Never one to stem his vicious determination, McLaren began managing bands, less successfully with the New York Dolls and later, rather bizarrely, an attempt with the Red Hot Chilli Peppers. But it was his wild impetus behind the Sex Pistols revolution that really marked him out. The music and the fashion went hand in hand with the whirlwind subculture that captured the national imagination. In what is probably the best managerial manoeuvre of all time for what was an essentially manufactured band, McLaren positioned Johnny Rotten and the boys upon a floating performance boat on the Thames to promote the 1977 release of ‘God Save the Queen’, all manic sneers and a very big two fingers up to the establishment. McLaren’s vision of anarchic utopia spread across Her Majesty’s gracious nation as a battle cry of the new youth and the prophetic rising of Britain’s young, disgruntled generation. Difference was a statement, rebellion was empowerment and saying the C-word on telly was a little bit rude but it made for good publicity. The Sex Pistols rode the wave of controversy to self destruction and acrimonious ending that ultimately stretched into bitter court battles over royalties.

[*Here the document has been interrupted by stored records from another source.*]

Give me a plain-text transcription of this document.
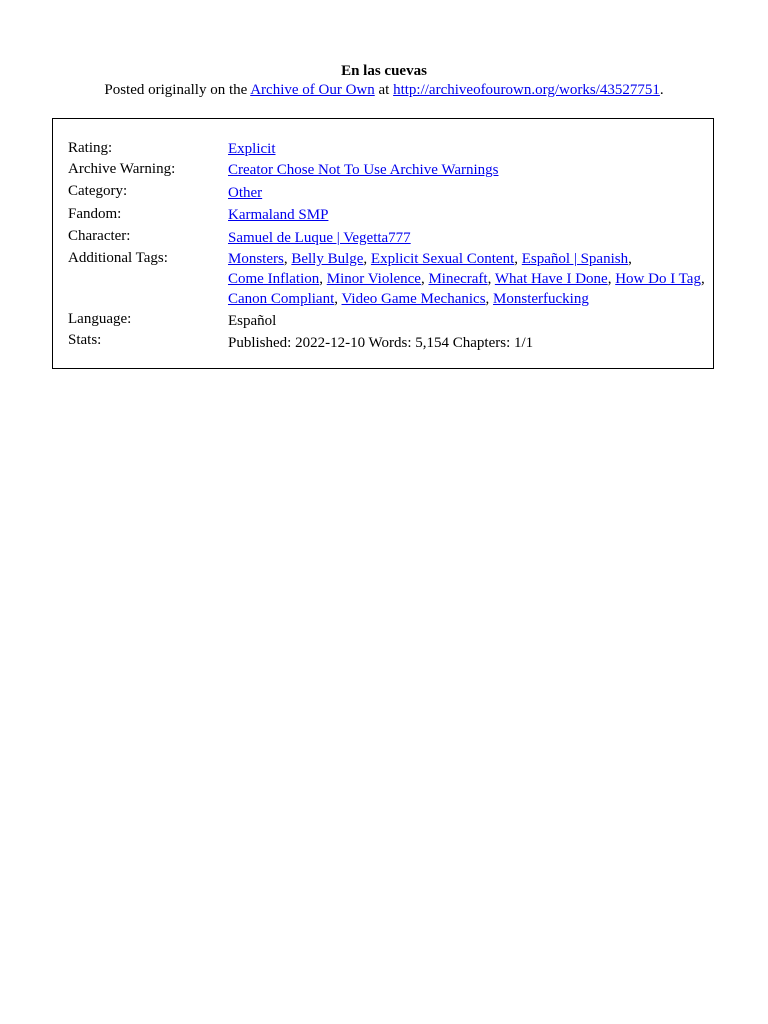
En las cuevas
Posted originally on the Archive of Our Own at http://archiveofourown.org/works/43527751.
Rating:	Explicit
Archive Warning:	Creator Chose Not To Use Archive Warnings
Category:	Other
Fandom:	Karmaland SMP
Character:	Samuel de Luque | Vegetta777
Additional Tags:	Monsters, Belly Bulge, Explicit Sexual Content, Español | Spanish,
Come Inflation, Minor Violence, Minecraft, What Have I Done, How Do I Tag, Canon Compliant, Video Game Mechanics, Monsterfucking
Language:	Español
Stats:	Published: 2022-12-10 Words: 5,154 Chapters: 1/1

The Sex Pistols were the stars of the McLaren show, but he had a lot of important supporting acts in his repertoire too. His second musical brainchild, the band Bow Wow Wow, did not achieve the kind of worldwide success of the Sex Pistols, but their infectious blend of sweet and sour African beats and funky 1980s influences have made them a permanent fixture on my playlists. Despite being conceived as a promotion of Westwood’s New Romantic style, Bow Wow Wow gave us Annabella Lwin, one of the most unforgettable style icons of the 80s. McLaren might’ve given her the name but it was Lwin who brought the attitude required for her dishevelled shirt dresses and mohawk. McLaren’s solo career spawned a phenomenal 16 releases with his own brand of b-boy-hip-hop that flashed New York and London street culture together in a way only a man of his unashamed enthusiasm could do. If you’re in any doubt a few listens to Double Dutch will have you grabbing your fold out chairs and icebox and if you’re feet can stop bouncing, scribbling the invites to your summer block party in no time.


He might’ve matured into man with a penchant for good wool coats and neatly folded scarves but he never lost his spirit. Despite his peers shedding some less than favourable light on him (John Lydon once branded him the most evil man on earth, no less), he never shied away from the controversy, a cheeky firebrand in celebrity culture. The lasting effect of punk on contemporary British fashion is an attitude that can never die. McLaren seemed to inspire dynamic change wherever he went and I sometimes wonder what a colourful capital it would’ve been if he had run for Mayor as rumoured in 2000.His proposed alcohol in libraries would’ve been a highlight. A little shandy with your Shakespeare would’ve certainly put the comedy back into the life of the characters, which is exactly what McLaren seemed to do for Britain in the 70s and 80s. Rightly or not McLaren was sometimes painted as somewhat of an incompetent chancer, but the point was, he kind of knew all along and it never stopped him. He had achieved his dream of immortality.